Er zijn diverse stakeholders die invloed kunnen hebben op het behalen van het Organisatiedoel en het ontstaan van het Organisatieprobleem. Je kunt deze in kaart brengen door middel van de Stakeholder Matrix. Het is een goed idee om hierbij je opdrachtgever te betrekken, want dit vergroot het draagvlak van je conclusies. Vervolgens concludeer je welke stakeholder het meest invloed heeft op het oplossen van het Organisatieprobleem. Deze stakeholder wordt de Doelgroep van je campagne.

Onderzoek:

  • Concurrentie:
  • Wat is de Consideration Set van de doelgroep?
  • Wat zijn voor de doelgroep belangrijke redenen om wel/ niet voor een bepaald aanbod te kiezen? Met andere woorden: wat zijn de belangrijkste beslissingscriteria?
  • Welke segmentatie-criteria zijn belangrijk om de doelgroep te verdelen in homogene segmenten?
  • Welke mensen hebben invloed op het beslissingsproces? Denk hierbij aan:

Maak:

Positioneringsmatrix

Beschrijf ook:

-> Dit is belangrijk, omdat je straks in je advies hierop je Creatief Concept kunt baseren.

Strategie

Op basis van voorgaande Analyse, begint nu met Strategie het meer creatieve gedeelte: welke Doelgroep, Doelen, Positionering en Propositie kun je het beste kiezen? In de visie van Zweers zijn dit de vier bouwstenen voor een Operationeel Plan ofwel Concept. (Zelf hanteer ik voor een Creatief Concept de volgende drie bouwstenen: Boodschap, Middelenmix, Afzender. Uitgaande van het Communicatiemodel van Lasswell.)

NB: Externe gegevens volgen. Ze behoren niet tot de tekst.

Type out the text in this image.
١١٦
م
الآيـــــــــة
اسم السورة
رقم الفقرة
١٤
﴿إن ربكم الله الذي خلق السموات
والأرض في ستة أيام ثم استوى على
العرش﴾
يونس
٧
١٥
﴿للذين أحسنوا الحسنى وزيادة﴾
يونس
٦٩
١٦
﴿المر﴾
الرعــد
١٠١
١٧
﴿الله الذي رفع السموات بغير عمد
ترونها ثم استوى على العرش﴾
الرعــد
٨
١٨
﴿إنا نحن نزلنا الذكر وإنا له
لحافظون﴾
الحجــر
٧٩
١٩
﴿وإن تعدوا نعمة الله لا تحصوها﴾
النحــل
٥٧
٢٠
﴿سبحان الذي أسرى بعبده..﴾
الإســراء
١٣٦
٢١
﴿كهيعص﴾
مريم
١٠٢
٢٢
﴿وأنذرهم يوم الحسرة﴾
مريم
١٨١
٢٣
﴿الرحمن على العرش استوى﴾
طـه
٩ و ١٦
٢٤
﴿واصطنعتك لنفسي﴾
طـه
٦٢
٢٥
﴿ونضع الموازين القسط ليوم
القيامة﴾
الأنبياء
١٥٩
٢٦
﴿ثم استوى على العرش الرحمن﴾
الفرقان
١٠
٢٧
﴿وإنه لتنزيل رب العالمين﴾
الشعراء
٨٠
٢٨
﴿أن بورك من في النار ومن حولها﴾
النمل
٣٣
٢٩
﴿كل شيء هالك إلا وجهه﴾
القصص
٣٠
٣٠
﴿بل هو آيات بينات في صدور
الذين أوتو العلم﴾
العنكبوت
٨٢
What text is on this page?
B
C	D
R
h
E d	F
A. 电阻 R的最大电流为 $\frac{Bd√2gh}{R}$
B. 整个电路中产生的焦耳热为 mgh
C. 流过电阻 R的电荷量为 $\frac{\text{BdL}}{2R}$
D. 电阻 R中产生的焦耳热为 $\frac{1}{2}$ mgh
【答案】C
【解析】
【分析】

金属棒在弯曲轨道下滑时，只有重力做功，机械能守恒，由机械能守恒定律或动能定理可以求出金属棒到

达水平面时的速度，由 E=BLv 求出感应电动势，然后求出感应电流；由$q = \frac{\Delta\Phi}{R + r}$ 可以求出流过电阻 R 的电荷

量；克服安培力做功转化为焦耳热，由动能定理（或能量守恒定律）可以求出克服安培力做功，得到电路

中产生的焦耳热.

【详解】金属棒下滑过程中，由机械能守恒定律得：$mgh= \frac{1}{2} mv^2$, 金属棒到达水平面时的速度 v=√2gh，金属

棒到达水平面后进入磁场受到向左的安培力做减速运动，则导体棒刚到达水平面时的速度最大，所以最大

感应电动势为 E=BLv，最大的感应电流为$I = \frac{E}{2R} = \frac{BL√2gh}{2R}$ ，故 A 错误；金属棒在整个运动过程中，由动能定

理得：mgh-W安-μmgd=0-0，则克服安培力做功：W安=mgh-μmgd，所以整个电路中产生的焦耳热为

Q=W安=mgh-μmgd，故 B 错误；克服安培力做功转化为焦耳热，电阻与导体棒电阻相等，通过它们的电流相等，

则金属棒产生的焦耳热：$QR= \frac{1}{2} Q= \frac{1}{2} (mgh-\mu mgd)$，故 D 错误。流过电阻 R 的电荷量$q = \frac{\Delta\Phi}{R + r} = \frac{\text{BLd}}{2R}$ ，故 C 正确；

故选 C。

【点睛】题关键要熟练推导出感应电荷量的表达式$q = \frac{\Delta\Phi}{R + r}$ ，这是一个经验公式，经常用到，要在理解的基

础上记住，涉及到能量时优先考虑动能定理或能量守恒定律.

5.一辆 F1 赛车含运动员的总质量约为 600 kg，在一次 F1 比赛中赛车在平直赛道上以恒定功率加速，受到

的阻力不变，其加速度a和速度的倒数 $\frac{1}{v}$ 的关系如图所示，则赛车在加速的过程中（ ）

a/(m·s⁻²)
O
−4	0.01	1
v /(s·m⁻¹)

De vier bouwstenen – Doelgroep, Doelen, Positionering en Propositie – zijn zeker nuttig. Hierna zal ik ze mijn eigen invulling geven.

Doelgroep

In de voorgaande Analyse heb je informatie gevonden. Op basis daarvan kun je nu een Persona opstellen. (Of moeten er meerdere Persona’s ontwikkeld worden?)

Bovendien kun je concluderen of er maar één Doelgroep is, of dat meerdere Stakeholders invloed hebben op het ontstaan of oplossen van het Organisatieprobleem. Ook zou je kunnen concluderen dat er in de DMU/ Rollen in het Beslissingsproces verschillende groepen van mensen zijn die het waard zijn om een communicatiecampagne op te richten.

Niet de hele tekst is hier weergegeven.